State Sen. Judy Robson and state Rep. DuWayne Johnsrud have introduced a bill in the Legislature that would end mandatory overtime, which healthcare workers say is dangerous to patients' health.

"When someone is exhausted and distracted because of having to work 12 or 16 hours with very difficult patients, the quality of care is jeopardized," said Robson, a nurse.

Rep. Johnsrud said hospitals are forcing overtime at "alarming rates" in Wisconsin. The long hours-including double shifts of 16 hours or more-can impair a nurse's judgment, he said. "I am deeply concerned about patient safety," added Johnsrud, whose wife is a nurse. "When people who are impaired are forced to save lives, something has to give."

The legislation would prohibit any healthcare facility from requiring a direct-care, clinical or laboratory employee to work more than 40 hours per week without the consent of the worker. The bill also would prohibit an employer from discharging or discriminating against a healthcare worker who refuses to work overtime.

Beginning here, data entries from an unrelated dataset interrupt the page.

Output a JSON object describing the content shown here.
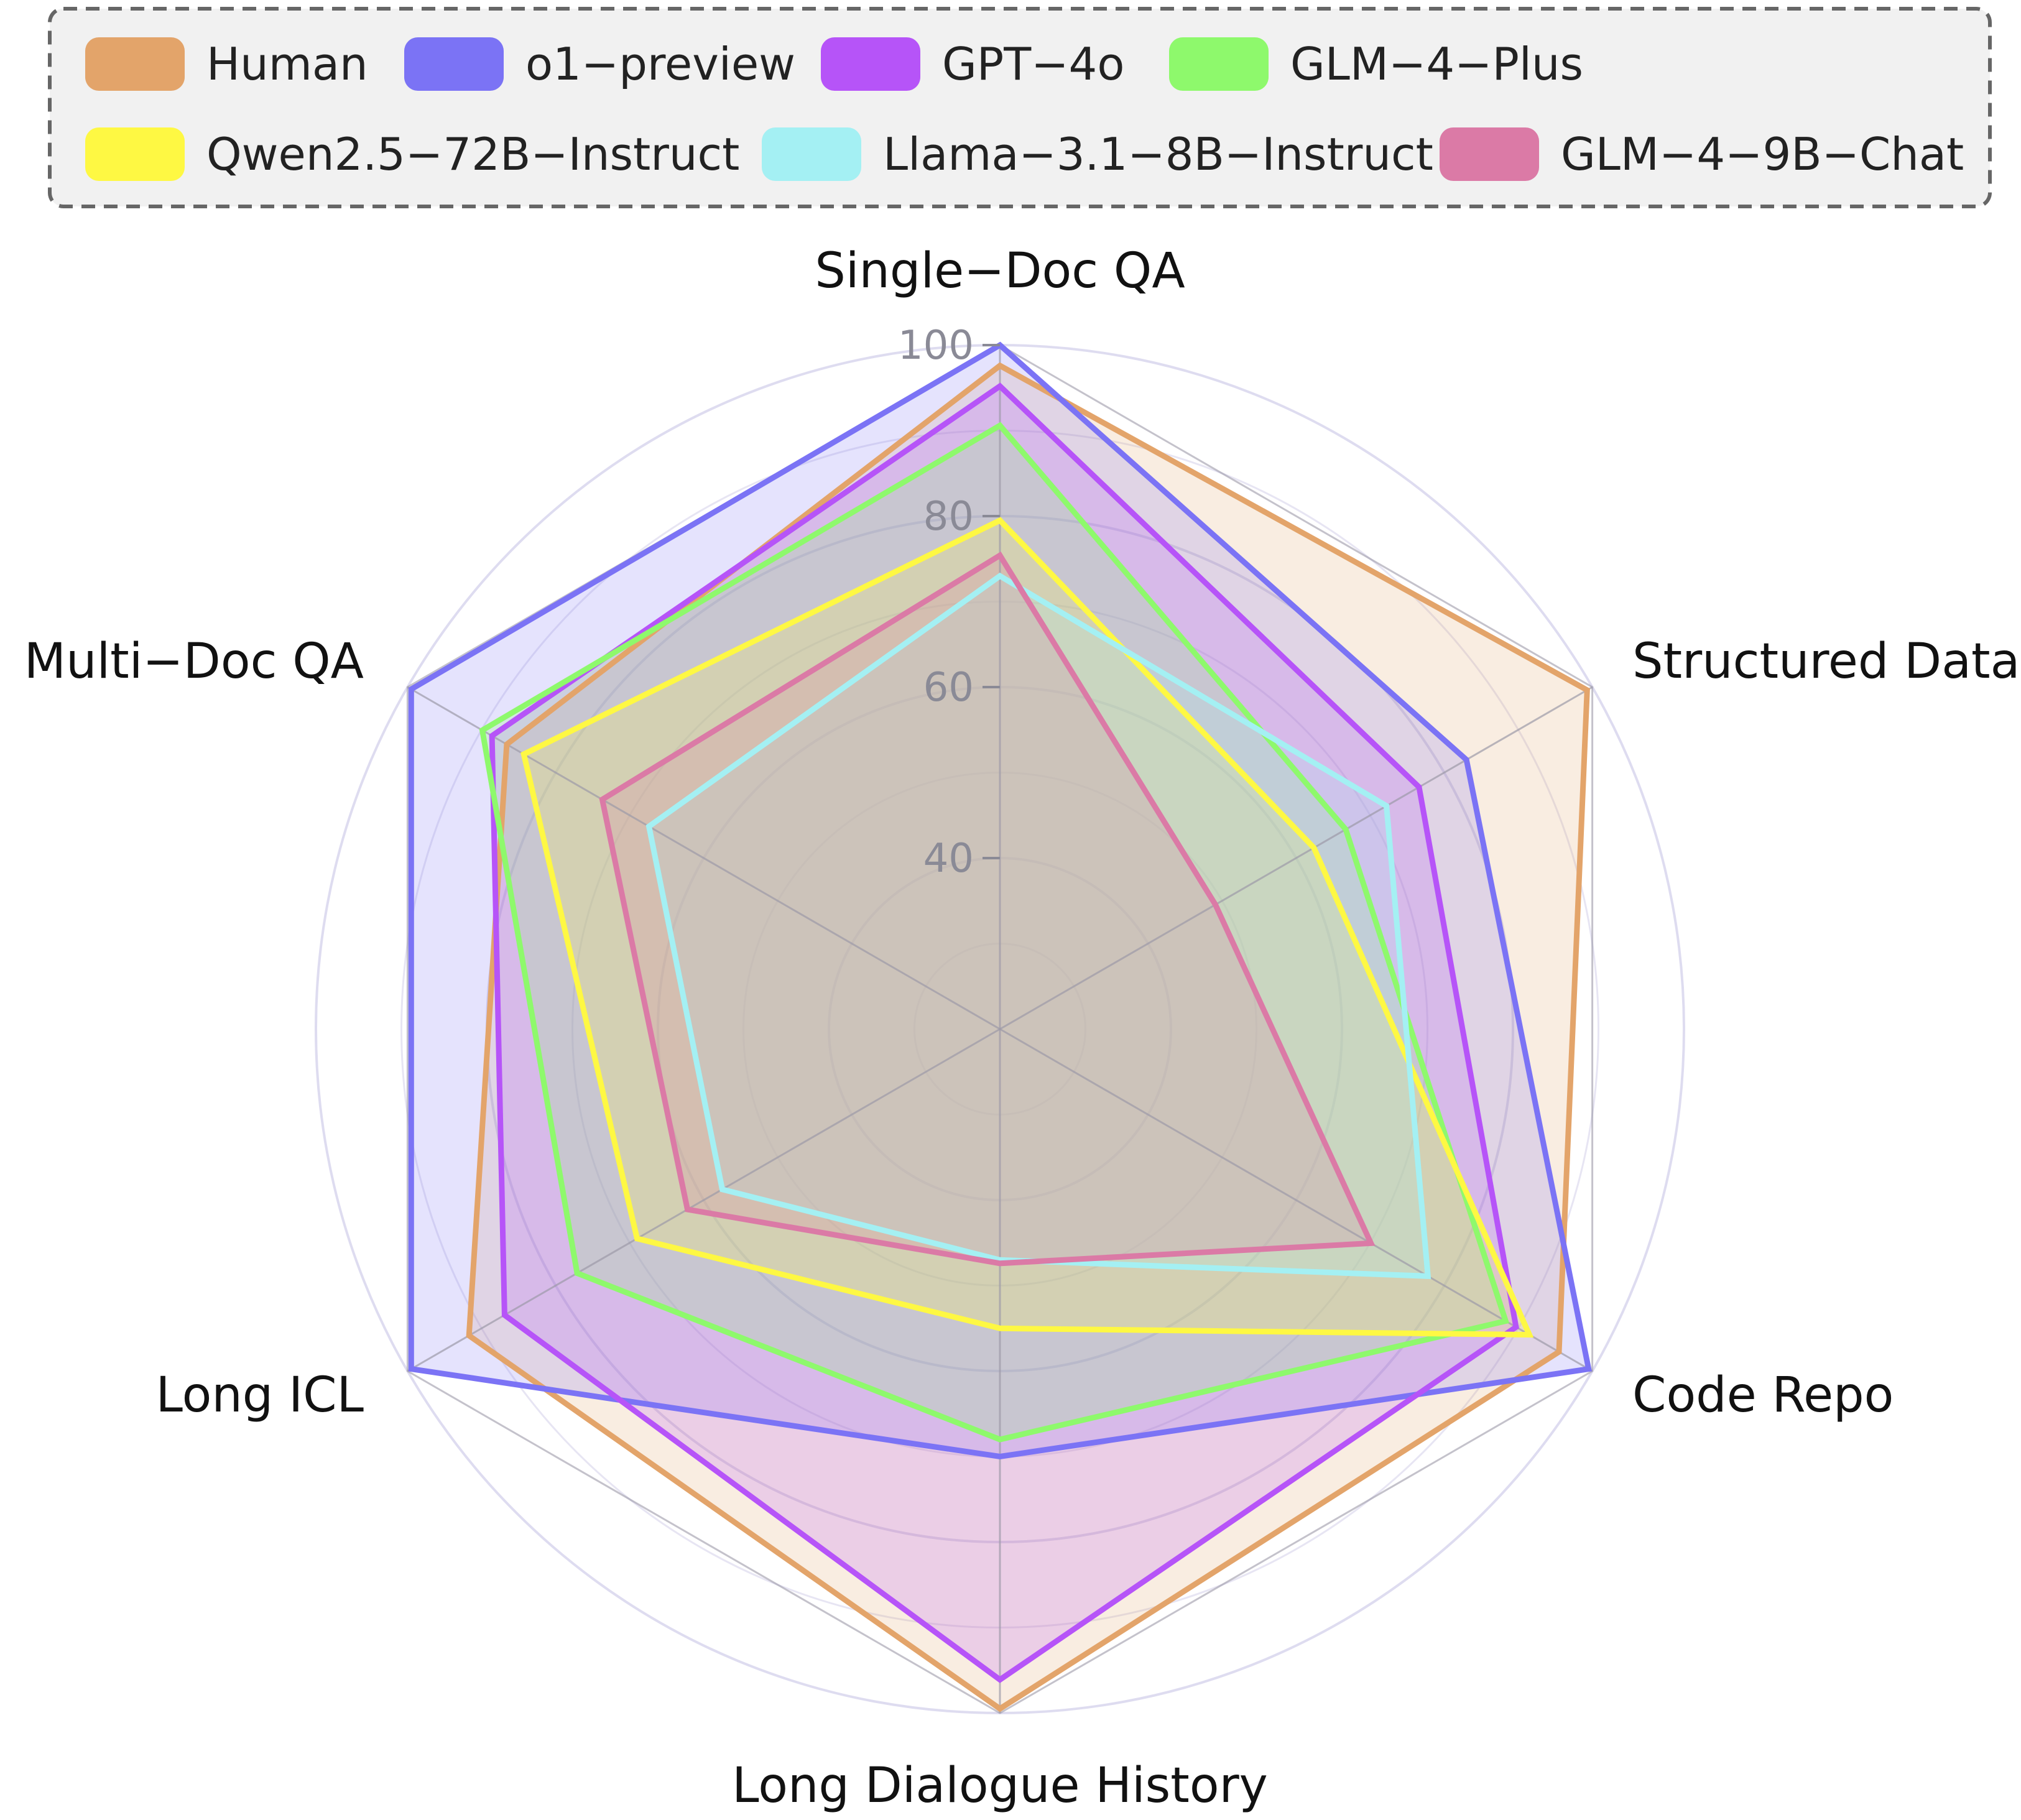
{
  "chart_data": {
    "type": "radar",
    "axes": [
      "Single−Doc QA",
      "Structured Data",
      "Code Repo",
      "Long Dialogue History",
      "Long ICL",
      "Multi−Doc QA"
    ],
    "range": [
      20,
      100
    ],
    "ticks": [
      40,
      60,
      80,
      100
    ],
    "tick_labels": [
      "40",
      "60",
      "80",
      "100"
    ],
    "grid": true,
    "legend_position": "top",
    "series": [
      {
        "name": "Human",
        "color": "#E3A46A",
        "values": [
          97.6,
          99.3,
          95.5,
          99.5,
          91.7,
          86.6
        ]
      },
      {
        "name": "o1−preview",
        "color": "#7B73F5",
        "values": [
          100,
          83.0,
          99.5,
          70.0,
          99.5,
          99.5
        ]
      },
      {
        "name": "GPT−4o",
        "color": "#B654F8",
        "values": [
          95.2,
          76.6,
          89.7,
          96.1,
          86.9,
          88.6
        ]
      },
      {
        "name": "GLM−4−Plus",
        "color": "#8EF96C",
        "values": [
          90.6,
          66.7,
          88.3,
          68.0,
          77.1,
          89.9
        ]
      },
      {
        "name": "Qwen2.5−72B−Instruct",
        "color": "#FEF843",
        "values": [
          79.5,
          62.4,
          91.5,
          55.0,
          69.0,
          84.3
        ]
      },
      {
        "name": "Llama−3.1−8B−Instruct",
        "color": "#A4F0F3",
        "values": [
          73.0,
          72.2,
          77.8,
          47.0,
          57.5,
          67.4
        ]
      },
      {
        "name": "GLM−4−9B−Chat",
        "color": "#DB7AA6",
        "values": [
          75.4,
          49.1,
          70.1,
          47.4,
          62.2,
          73.7
        ]
      }
    ]
  }
}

An April 2001 survey of nurses conducted by Healthwire found that 75 percent of those surveyed reported that they regularly worked overtime. Of those, half (49 percent) said they had been forced to work overtime. And a third (32 percent) of those who worked overtime said that although they were not mandated to work additional hours, they felt the overtime was involuntary in that they had no choice but to stay. More than a third of the Healthwire respondents (34.8 percent) said they had been "threatened with or accused of patient abandonment" for refusing to work overtime.

Six states have passed laws banning mandatory overtime, and a ban is being considered in 17 states.